Eu me olho, todavia não encontro nada em mim. Nem encontro a mim. Não que eu esteja perdida, porque nada ainda fora plenamente encontrado e desvendado. Se eu ao menos sentisse um vazio em meu ser já seria alguma coisa, já teria algo para sentir, algo para tentar me compelir a alguma reação ou modificação, mas até o vazio se isentou para bem longe de meu corpo. Não sei exatamente o que se passa dentro de mim, pois ao mesmo tempo sinto necessidade de ter pessoas que me amem, que me escutem, que saiam comigo para diversões, que me façam esquecer do que não sei, mas automaticamente essa mesma necessidade de tais pessoas se tornam ridículas e irritantes em meu íntimo. Não estou querendo te dizer que eu odeio as pessoas por odiar primeiramente a mim mesmo. Não. Deixa a tua psicanálise lá no fim do bar das discussões filosóficas. Apenas acho que não adianta bradar para algumas multidões que eu sinto a dor de pessoas com câncer, de gente esperando órgãos num fila que parece não andar, ou de paraplégicos, amputados, ou de cidadãos com doenças terminais, porque isso não muda o fato do que eles vivem e sofrem, e não quero mentir para mim mesmo que as entendo, a fim de consolar ou aliviar minha consciência moral. MORAL! Não gosto do som dessa palavra. Não gosto dos caracteres que formam esta palavra. Não gosto das sementes abjetas que germinaram esta árvore de rapina e hipócrita que as pessoas chamam de MORAL.
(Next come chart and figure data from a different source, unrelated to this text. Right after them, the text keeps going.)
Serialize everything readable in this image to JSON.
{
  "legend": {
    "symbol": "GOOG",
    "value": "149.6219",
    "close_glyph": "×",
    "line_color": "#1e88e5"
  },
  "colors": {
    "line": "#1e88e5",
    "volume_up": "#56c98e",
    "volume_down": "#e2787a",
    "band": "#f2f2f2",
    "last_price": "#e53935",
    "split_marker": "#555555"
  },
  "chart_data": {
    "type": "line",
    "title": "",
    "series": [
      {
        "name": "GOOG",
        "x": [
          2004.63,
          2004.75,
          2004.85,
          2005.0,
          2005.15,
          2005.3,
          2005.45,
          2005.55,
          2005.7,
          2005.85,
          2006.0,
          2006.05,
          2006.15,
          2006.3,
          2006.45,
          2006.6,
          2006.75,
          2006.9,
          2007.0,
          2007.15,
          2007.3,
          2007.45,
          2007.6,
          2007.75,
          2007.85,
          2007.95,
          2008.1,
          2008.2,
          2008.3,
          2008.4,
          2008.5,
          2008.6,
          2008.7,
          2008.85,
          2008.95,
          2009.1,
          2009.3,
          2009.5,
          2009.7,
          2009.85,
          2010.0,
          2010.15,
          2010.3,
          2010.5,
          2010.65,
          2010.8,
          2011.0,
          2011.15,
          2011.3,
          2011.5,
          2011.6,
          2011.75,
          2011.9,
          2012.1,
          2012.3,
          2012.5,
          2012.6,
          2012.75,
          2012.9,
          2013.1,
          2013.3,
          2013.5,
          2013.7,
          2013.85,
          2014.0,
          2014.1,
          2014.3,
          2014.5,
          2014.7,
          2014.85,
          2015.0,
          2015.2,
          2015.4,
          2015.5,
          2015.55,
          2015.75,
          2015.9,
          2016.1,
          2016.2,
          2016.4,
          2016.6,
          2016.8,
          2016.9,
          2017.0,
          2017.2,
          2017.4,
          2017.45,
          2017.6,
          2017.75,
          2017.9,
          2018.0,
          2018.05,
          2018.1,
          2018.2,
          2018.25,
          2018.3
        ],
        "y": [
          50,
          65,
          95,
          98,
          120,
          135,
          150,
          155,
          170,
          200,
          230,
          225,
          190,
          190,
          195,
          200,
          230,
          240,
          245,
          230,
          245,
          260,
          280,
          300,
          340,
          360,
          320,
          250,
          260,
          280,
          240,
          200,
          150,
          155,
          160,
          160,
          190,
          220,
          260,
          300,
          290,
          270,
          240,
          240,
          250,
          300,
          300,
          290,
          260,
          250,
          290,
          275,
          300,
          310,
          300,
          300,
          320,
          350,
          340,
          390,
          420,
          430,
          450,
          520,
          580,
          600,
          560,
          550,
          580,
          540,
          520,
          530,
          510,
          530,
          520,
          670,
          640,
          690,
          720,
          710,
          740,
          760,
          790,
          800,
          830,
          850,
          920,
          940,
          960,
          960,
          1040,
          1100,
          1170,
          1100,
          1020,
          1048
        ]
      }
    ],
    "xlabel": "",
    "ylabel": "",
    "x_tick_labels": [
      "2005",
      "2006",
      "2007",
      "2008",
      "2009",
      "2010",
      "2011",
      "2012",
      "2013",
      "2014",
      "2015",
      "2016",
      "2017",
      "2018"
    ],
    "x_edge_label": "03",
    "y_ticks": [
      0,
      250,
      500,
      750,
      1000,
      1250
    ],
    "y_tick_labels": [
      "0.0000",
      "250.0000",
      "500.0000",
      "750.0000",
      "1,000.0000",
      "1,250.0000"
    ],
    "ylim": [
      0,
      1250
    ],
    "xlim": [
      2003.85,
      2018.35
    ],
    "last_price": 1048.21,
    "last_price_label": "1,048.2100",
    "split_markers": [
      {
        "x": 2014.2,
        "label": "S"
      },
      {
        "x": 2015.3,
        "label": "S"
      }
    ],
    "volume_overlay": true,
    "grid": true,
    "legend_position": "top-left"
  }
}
Não é nada não Silêncio, antigo amigo de séculos meu. É só uma dor no estômago e nos ossos de meus pés. Deixa pra lá. Sim, eu lhe dizia que nada neste mundo me chama mais a atenção, nada mais nesta vida me causa entusiasmo ou curiosidade. Não estou deprimida. Cultuar a alegria ou a tristeza é perde de tempo pra mim. Assim como quase tudo.
“O que eu quero?” Bem, primeiramente eu não quero a piedade antropocêntrica de ninguém, principalmente de homens que me olham como se eu fosse um brinquedo sexual que se usa, e se atira depois na privada; eu quero que as pessoas vão para o quinto dos infernos, ou que sejam eternamente felizes nos Campos Elísios; não quero vendedores de felicidades, nem de deuses, nem redenções ou de purgatórios, nem vendedor algum batendo em minha porta. “O que eu quero mesmo?” Por que repetir esta pergunta meu amigo Silêncio que pode ser muito bem um ser feminino? Eu quero me libertar de querer e não-querer concomitantemente. Entendeu?! Sei disso, eu magoei algumas pessoas que não mereciam, assim como eu não mereci ser traída por menos de trinta moedas de prata por tantos que eu confiei e julguei amar. Somos meio que porcos-espinhos tentando abraçar ao outro, porém todos sempre acabam saindo feridos e sangrando.
Por que não acabar com tudo de uma vez por todas? Lembra-te de que já estou morta, logo é só uma questão de interstícios para evidenciar tal fato nos manuscritos reais do Obituário. Acho deveras interessante e tão risível agora essas manias humanas em inventar razões para existir, e para se convencer que vale a pena lutar e viver. Nada vale a pena porque a alma humana é imensamente pequena, venenosa, e intrinsecamente equivocada e débil, assim como todos nós somos, assim como tudo o que eu te segredei em teus braços ó meu mísero amigo e irmão a quem denomino “Silêncio”_ tu, que és o reflexo do nada que eu sou.
Concordo contigo! Deixemos a tudo, deixemos absolutamente a tudo pra lá.